ドイツ語の勉強に行き詰まる

Bibliothek

ハイデルベルク大学の図書館

 週に一度、一時間の授業を受けていました。悪戦苦闘しながらも順調に進み、2月の始めには一つ上のクラスに上がりました。

 先生もいろいろな人がいます。私が始めて受けたトルステン先生。彼には、「最近は最初の頃よりも話せるようになったね」と言われましたが、「でも、まだまだ足りないよ。もっとたくさん話さなきゃ。」とも言われました。

 女性の先生、アンドレア先生は字がとてもきれいで、文法を教えるのがうまい先生でした。日本語はほんの少ししか話せませんでしたが、文法をきっちり教えてくれるので、文法を知らない私にとってはとても頼りになる先生でした。

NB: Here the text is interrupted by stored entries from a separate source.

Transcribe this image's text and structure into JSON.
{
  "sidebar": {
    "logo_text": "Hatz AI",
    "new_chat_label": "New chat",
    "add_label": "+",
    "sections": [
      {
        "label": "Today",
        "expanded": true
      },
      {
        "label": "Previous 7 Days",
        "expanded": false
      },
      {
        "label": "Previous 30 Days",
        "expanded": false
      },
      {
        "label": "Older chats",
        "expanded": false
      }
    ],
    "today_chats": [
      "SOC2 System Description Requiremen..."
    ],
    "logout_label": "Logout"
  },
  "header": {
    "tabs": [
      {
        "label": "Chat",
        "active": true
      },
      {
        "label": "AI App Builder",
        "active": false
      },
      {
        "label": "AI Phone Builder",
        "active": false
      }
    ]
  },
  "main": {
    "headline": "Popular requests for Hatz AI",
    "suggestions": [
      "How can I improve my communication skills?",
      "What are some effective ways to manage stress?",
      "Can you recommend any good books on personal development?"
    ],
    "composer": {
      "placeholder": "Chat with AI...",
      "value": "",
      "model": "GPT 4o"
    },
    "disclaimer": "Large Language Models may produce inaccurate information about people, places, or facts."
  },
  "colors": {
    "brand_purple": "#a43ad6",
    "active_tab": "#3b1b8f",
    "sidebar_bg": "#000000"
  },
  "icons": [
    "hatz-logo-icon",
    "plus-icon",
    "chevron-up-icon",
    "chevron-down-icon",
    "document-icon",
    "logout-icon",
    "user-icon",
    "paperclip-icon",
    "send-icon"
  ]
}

 もう一人印象に残っている先生は、名前は忘れてしまいましたが、おじいちゃん先生とみんなが呼んでいる、その名の通りおじいちゃんの先生です。この先生は日本語が全くしゃべれなくて、ドイツ語だけで理解しなければなりませんでしたが、ハイデルベルクの出身で解りやすいドイツ語を話す先生でした。いつもニコニコしていて身近な話題を使って楽しい授業をしてくれる先生でした。

 下から2番目のクラスに上がってからは、今まで以上に悪銭苦闘する日が続きました。大学でドイツ語を専攻している人や、ドイツに行ってたという人、職業柄ドイツへよく行くという人達ばかりで、私のように一から独学で始めたばかりの人はいませんでした。大学生はとてもたくさんの単語を知っています。だから、先生が言う言葉も単語はほとんど理解できてしまうのです。この頃の私は単語数が100あるかないかくらいで、文法も少ししか解りませんでした。なぜ私がこういう大学生と一緒のクラスなんだろう、と不思議でした。この学校、ちゃんとクラス分けしてるんだろうか?と疑問に思うほどでした。そのうち、他の人は理解しているのに、私だけがイチイチ先生に単語の意味を聞くのがいやになりました。

 このまま落ち込んだ気分のまま続けてても意味がない、と思い、少し学校へ行くのは休むことにしました。3月の始めでした。